Translated by Tang Yau-yang

Photo by Yu Zi-cheng


I’m 31. I’ve taught at El Menahil for four years. Professor Cuma is like a father to me and Faisal Hu like a brother. I consider them my family.

Together they founded this school. Every morning Professor Cuma arrives an hour ahead of time to open the school for the day, and he stays two hours after school. Some people establish schools to make money, but El Menahil was established to nurture and give love. It is no wonder that every Syrian child here blooms beautifully like a flower.

I am very fortunate. My entire extended family of more than 50 people moved to Turkey in 2012. I am grateful to this country. It is full of goodwill and willing to take in citizens of other countries. Turkey is my second home.

Aside from teaching at El Menahil, I volunteer in every distribution held at the school. I have also visited more than 60 refugee homes with other volunteers. We gave them blankets and furniture, and we established aid files for the families. When refugees become ill, I help refer them to the Tzu Chi free clinic.

Professor Cuma and Faisal Hu have made me feel that Tzu Chi will always be with us, that Tzu Chi will always stand by us.
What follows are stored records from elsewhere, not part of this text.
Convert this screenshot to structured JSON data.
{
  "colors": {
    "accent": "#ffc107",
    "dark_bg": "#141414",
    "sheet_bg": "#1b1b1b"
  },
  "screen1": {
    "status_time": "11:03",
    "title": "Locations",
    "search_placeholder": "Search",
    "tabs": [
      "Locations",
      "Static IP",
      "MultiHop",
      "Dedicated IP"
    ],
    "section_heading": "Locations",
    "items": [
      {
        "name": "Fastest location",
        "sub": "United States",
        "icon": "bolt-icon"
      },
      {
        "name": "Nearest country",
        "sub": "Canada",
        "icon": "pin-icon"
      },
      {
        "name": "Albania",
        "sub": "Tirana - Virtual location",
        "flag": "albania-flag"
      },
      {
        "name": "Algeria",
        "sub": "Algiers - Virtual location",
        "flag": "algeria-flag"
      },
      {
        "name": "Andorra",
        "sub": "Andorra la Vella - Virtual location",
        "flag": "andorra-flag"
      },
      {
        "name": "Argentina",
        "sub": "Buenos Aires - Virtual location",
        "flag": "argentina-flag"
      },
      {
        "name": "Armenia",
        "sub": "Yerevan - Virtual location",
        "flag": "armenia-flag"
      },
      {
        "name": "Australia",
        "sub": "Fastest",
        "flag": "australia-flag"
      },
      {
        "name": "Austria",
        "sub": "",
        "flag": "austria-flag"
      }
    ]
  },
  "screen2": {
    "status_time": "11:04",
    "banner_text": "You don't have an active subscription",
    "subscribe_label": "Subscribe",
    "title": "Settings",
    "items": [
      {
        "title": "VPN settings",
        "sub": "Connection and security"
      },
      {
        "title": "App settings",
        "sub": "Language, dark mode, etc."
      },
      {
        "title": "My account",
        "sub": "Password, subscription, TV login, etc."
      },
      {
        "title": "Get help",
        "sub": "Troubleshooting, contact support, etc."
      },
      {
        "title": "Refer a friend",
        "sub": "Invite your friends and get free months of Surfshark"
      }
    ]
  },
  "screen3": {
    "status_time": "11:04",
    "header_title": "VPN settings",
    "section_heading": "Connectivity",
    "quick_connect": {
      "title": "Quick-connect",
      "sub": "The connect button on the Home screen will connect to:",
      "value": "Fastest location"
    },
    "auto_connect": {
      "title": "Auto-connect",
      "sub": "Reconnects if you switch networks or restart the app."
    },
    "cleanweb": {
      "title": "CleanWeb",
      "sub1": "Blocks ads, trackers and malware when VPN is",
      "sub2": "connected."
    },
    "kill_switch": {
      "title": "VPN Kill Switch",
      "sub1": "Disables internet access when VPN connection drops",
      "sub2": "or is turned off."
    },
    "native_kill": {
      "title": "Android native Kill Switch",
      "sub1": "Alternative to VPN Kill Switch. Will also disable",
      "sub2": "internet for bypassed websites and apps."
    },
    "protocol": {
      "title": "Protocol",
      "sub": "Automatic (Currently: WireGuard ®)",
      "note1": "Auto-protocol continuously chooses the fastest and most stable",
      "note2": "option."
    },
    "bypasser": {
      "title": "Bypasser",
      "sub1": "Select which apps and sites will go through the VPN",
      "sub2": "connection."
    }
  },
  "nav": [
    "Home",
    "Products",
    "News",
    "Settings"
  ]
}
This is our school. If we don’t volunteer here, who else will?


Working for Hope

Narrated by Asaad Alnnayer

Text and Photo by Guo Su-fang

Translated by Tang Yau-yang


I am 35 years old and from Syria. This is the fourth year I’ve lived in Turkey.

Most people know very little, just fragments actually, about the situation in my home country. The reality there is much more serious than what has been reported in the mass media. I spent two years of my life in the midst of a civil war. Syria was like a sinking ship.
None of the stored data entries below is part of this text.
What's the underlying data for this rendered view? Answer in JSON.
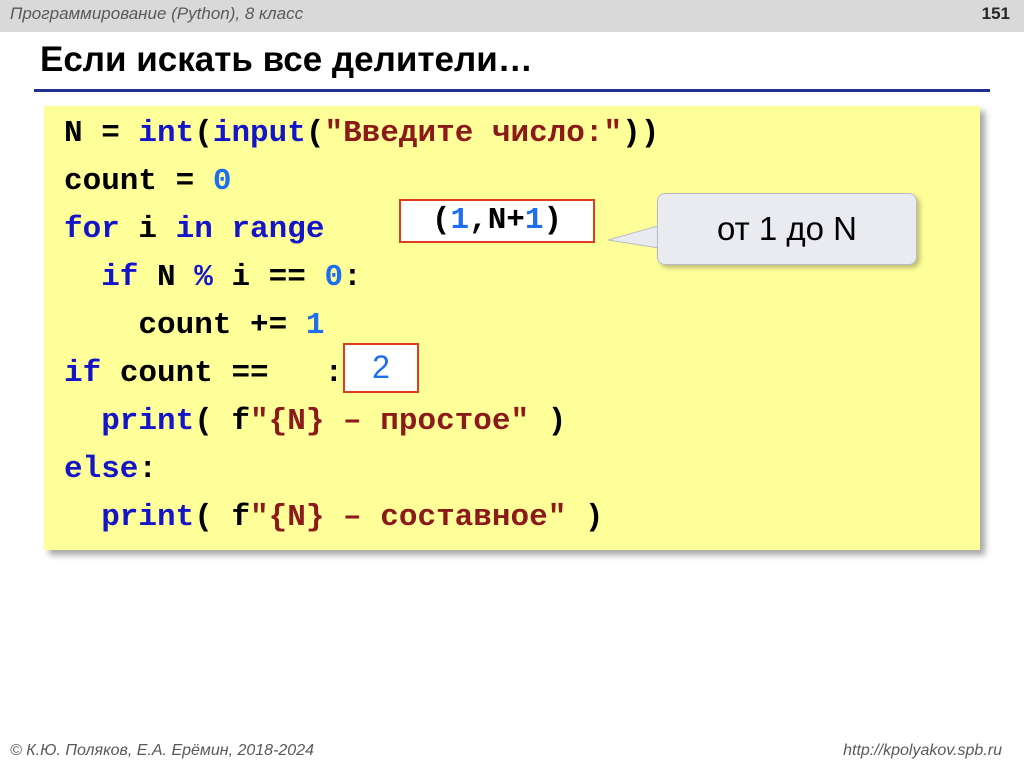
{
  "header": {
    "course": "Программирование (Python), 8 класс",
    "slide_number": "151"
  },
  "title": "Если искать все делители…",
  "code": {
    "line1": {
      "a": "N = ",
      "b": "int",
      "c": "(",
      "d": "input",
      "e": "(",
      "f": "\"Введите число:\"",
      "g": "))"
    },
    "line2": {
      "a": "count = ",
      "b": "0"
    },
    "line3": {
      "a": "for",
      "b": " i ",
      "c": "in",
      "d": " range",
      "e": ":"
    },
    "line4": {
      "a": "  if",
      "b": " N ",
      "c": "%",
      "d": " i == ",
      "e": "0",
      "f": ":"
    },
    "line5": {
      "a": "    count += ",
      "b": "1"
    },
    "line6": {
      "a": "if",
      "b": " count == ",
      "c": "  ",
      "d": ":"
    },
    "line7": {
      "a": "  print",
      "b": "( f",
      "c": "\"{N} – простое\"",
      "d": " )"
    },
    "line8": {
      "a": "else",
      "b": ":"
    },
    "line9": {
      "a": "  print",
      "b": "( f",
      "c": "\"{N} – составное\"",
      "d": " )"
    }
  },
  "highlight_range": {
    "open": "(",
    "one": "1",
    "mid": ",N+",
    "one2": "1",
    "close": ")"
  },
  "highlight_two": "2",
  "callout_text": "от 1 до N",
  "footer": {
    "author": "© К.Ю. Поляков, Е.А. Ерёмин, 2018-2024",
    "url": "http://kpolyakov.spb.ru"
  },
  "colors": {
    "code_bg": "#ffff99",
    "keyword": "#1414c8",
    "string": "#8b1a1a",
    "number": "#1e6ef0",
    "highlight_border": "#e03c1e",
    "title_rule": "#1f2f8f"
  }
}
In 2015, my wife, my 2-year-old son, and I traveled by car to the Syrian border with Turkey. From there we trekked into Turkey. It took us four hours, carrying our son on our backs, to traverse the ten kilometers (6.2 miles) of mountainous road to get into the country. It was the only nation that would accept us at the time. It issued us visas. I will never forget this kindness.

I was a teacher in Syria. I could teach any subject matter; I was enthusiastic about education. I also liked to volunteer. I volunteered for the Red Cross in Syria.
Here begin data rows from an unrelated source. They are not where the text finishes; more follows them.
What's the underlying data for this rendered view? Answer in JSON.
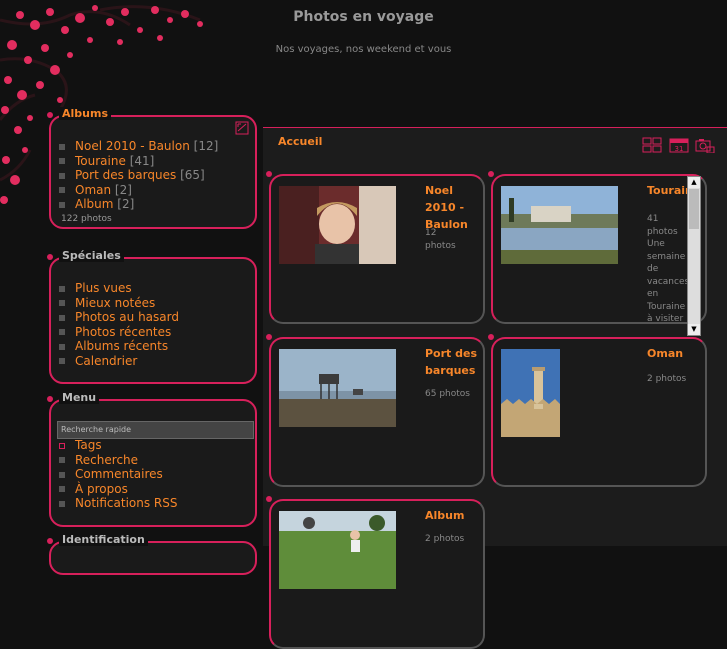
{
  "site": {
    "title": "Photos en voyage",
    "subtitle": "Nos voyages, nos weekend et vous"
  },
  "albums_box": {
    "title": "Albums",
    "items": [
      {
        "label": "Noel 2010 - Baulon",
        "count": "[12]"
      },
      {
        "label": "Touraine",
        "count": "[41]"
      },
      {
        "label": "Port des barques",
        "count": "[65]"
      },
      {
        "label": "Oman",
        "count": "[2]"
      },
      {
        "label": "Album",
        "count": "[2]"
      }
    ],
    "total": "122 photos"
  },
  "specials_box": {
    "title": "Spéciales",
    "items": [
      "Plus vues",
      "Mieux notées",
      "Photos au hasard",
      "Photos récentes",
      "Albums récents",
      "Calendrier"
    ]
  },
  "menu_box": {
    "title": "Menu",
    "search_value": "Recherche rapide",
    "items": [
      "Tags",
      "Recherche",
      "Commentaires",
      "À propos",
      "Notifications RSS"
    ]
  },
  "ident_box": {
    "title": "Identification"
  },
  "main": {
    "title": "Accueil"
  },
  "cards": [
    {
      "title": "Noel 2010 - Baulon",
      "info": "12 photos"
    },
    {
      "title": "Touraine",
      "info": "41 photos Une semaine de vacances en Touraine à visiter"
    },
    {
      "title": "Port des barques",
      "info": "65 photos"
    },
    {
      "title": "Oman",
      "info": "2 photos"
    },
    {
      "title": "Album",
      "info": "2 photos"
    }
  ],
  "colors": {
    "accent": "#d7205b",
    "link": "#f7862a",
    "background": "#111111"
  }
}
When I saw an ad placed by El Menahil school for teachers, I jumped at it. It seemed like a great opportunity to serve my own people. I have taught at the school ever since.

I teach English at El Menahil. Professor Cuma  and Faisal Hu are like fathers to us there. The family-like atmosphere is why I like the school. Suppose it was you who had escaped war, felt heartbroken and helpless, and faced fierce competition for jobs in a foreign country. If, after all these challenges, someone trusted you unconditionally and helped you, wouldn’t you feel deeply moved? The two of them are like our spiritual pillars.

When I first came to Turkey, I thought that I would return to Syria in a few months. Little could I have imagined that I would still be here four years later. My son is now six years old. I hope that he will be able to attend El Menahil one day, and I also hope that the school’s students can go to study in Taiwan. I like Tzu Chi, so I like Taiwan too.

To be honest, many people have asked me whether Tzu Chi established El Menahil in order to spread Buddhism. My reply to such questioners has always been: “No. Tzu Chi volunteers are a bunch of nice folks sharing their love with us. They don’t have any ulterior motives.”

Working elsewhere might be just for making a living, but here at El Menahil I feel I’m working for hope. I have received much care here. How can I ever pay it back? I will do the same to help others, in the way that Tzu Chi has helped me. From Faisal Hu and Professor Cuma, I’ve learned how to help others from the bottom of my heart.